Important achievements of researchers such as the researchers’ community, such as education, are also tools to shape children’s classroom participation. These identities provide students with their sense of responsibility and reasonable ways of acting, especially each other and the subjects of study. What is implicit in these identities is the concept of community, because identities are related to both uniqueness and affiliation. Well, in a classroom like this, the teacher is not only trying to teach the subject. Instead, as Ed Elbers and Leen Streetland said mathematically, they are “mathematicalization: turning everyday problems into mathematical problems and using the mathematics that evolved from these activities to solve real problems”. Learning science, writing, mathematics, and more in this way breaks the division between school and the “real world”, a department that limits the importance and impact of children’s learning.

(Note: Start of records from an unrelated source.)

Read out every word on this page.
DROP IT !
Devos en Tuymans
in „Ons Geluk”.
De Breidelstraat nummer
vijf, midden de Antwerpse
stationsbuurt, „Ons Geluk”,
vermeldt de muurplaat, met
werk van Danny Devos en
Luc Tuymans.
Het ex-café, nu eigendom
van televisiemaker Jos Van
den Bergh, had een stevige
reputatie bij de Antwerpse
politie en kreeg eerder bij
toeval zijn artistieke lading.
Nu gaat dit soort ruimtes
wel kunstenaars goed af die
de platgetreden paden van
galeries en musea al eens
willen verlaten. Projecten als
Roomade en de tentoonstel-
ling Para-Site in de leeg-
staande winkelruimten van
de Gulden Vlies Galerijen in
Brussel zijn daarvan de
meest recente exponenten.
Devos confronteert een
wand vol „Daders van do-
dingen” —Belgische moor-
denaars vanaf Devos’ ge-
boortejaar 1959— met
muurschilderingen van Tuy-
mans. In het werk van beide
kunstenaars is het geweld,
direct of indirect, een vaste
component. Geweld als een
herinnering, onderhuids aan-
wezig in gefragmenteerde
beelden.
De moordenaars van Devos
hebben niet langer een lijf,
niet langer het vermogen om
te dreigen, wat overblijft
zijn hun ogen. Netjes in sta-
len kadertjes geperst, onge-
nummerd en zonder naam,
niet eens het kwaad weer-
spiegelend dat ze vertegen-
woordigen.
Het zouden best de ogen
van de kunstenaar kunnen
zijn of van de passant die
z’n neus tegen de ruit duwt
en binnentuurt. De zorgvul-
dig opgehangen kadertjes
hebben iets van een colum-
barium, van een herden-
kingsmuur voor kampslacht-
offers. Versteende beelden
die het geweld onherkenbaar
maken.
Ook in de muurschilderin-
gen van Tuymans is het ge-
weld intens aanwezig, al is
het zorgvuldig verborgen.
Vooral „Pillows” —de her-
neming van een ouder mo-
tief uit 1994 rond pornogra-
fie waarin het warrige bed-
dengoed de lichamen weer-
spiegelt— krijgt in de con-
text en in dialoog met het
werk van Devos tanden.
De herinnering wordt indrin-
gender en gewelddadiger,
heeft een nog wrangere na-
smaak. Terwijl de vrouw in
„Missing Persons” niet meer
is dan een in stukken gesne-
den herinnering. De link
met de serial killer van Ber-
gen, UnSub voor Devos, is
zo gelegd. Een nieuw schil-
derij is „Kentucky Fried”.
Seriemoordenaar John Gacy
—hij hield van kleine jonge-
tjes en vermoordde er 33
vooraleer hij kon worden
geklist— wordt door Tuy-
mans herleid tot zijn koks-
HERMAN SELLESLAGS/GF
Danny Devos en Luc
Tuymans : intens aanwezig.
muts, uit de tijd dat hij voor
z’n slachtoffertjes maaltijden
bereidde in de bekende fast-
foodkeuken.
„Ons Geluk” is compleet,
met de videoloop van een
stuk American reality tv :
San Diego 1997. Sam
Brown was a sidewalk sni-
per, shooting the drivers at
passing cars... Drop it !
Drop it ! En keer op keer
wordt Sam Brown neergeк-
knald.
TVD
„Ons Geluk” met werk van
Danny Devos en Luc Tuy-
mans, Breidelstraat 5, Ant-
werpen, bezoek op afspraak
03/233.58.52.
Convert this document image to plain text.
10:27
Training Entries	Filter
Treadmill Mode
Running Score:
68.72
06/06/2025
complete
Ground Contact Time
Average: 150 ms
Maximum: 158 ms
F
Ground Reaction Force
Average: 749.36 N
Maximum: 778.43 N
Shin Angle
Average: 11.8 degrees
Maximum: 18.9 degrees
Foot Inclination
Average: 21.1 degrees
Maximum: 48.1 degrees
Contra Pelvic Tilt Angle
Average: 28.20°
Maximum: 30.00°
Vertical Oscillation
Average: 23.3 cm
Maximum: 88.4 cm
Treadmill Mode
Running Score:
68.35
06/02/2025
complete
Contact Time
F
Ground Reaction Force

“What are you doing as a writer today?”
This query has multiple functions. First, it forms what the student will do in terms of the work of the writer and invites conversations about these terms rather than in the students who do the tasks for the teacher. Second, again, by “giving” the following assertion: they did not discuss it. Students must say such[As a writer] I’m working on the tiger that is making this book. ”
The dialogue opener insists on a commitment to a specific character (I, a writer) and engages in a specific narrative (being an author). The student pushed gently and gently – well, well, being pushed – rehearsed the narrative with himself as a writer/protagonist, opening up the possibility of the teacher elaborating the story with details and plot suggestions.
“I wonder if you are ready as a writer…”
This immediately requires children to think about learning in development or maturity and invites people to desire to be seen as expanding maturity. It relies heavily on students, seeing itself as a writer and challenging gloves. If she did pick up her gloves and overcome the challenge, it would be hard for her to avoid writing a narrative about self-authorized people in the teacher’s words. Overcoming obstacles in this way provides an attractive invitation to adopt identity. If the teacher asks her how to do this, she will re-state the story with herself becoming the protagonist of success.
“I bet you’re proud of yourself.”
It feels good to be proud of something. Pride builds internal motivation. But pride is a tricky emotion that attracts attention, because it comes in two forms: real and rich fanaticism. Pride is the big pride on the chest that we often see in sports encounters. It has a side below. It is often associated with aggressiveness, hostility and social anxiety. People with affluent pride tend to be more interested in letting go, gaining superiority and dominating others than providing support. True pride is associated with being creative, community-oriented, pleasing, prosocial stance and good self-esteem. Not surprisingly, it is often accompanied by a certain level of popularity. So if we are to get attention, we have to make sure that this is the right sense of pride – to strategically overcome obstacles to achieve challenging obstacles, community-oriented prosocial behaviors or solve problems.
We avoid comments or situations that create rich pride that invites pride through interpersonal comparisons and zero-sum self-worth, or simply through achievement itself regardless of struggle. Instead, we focus our invitation to pride on the process of completing the positive process. So if we are to evoke pride, we might add, “I bet you are proud of yourself [for not giving up on that project] or [for helping your partner solve that problem]. “The idea is to build victory about problems, adversity or one’s own limitations, not victory, not others. [valued process, strategy, struggle…],” he asserts independence and a proxy narrative. At the same time, this does not undermine the teacher’s sense of pride in his sympathy for his child.
We want children to participate in the process and the agents they provide and we want children to establish a positive identity and recognize their agents in the building.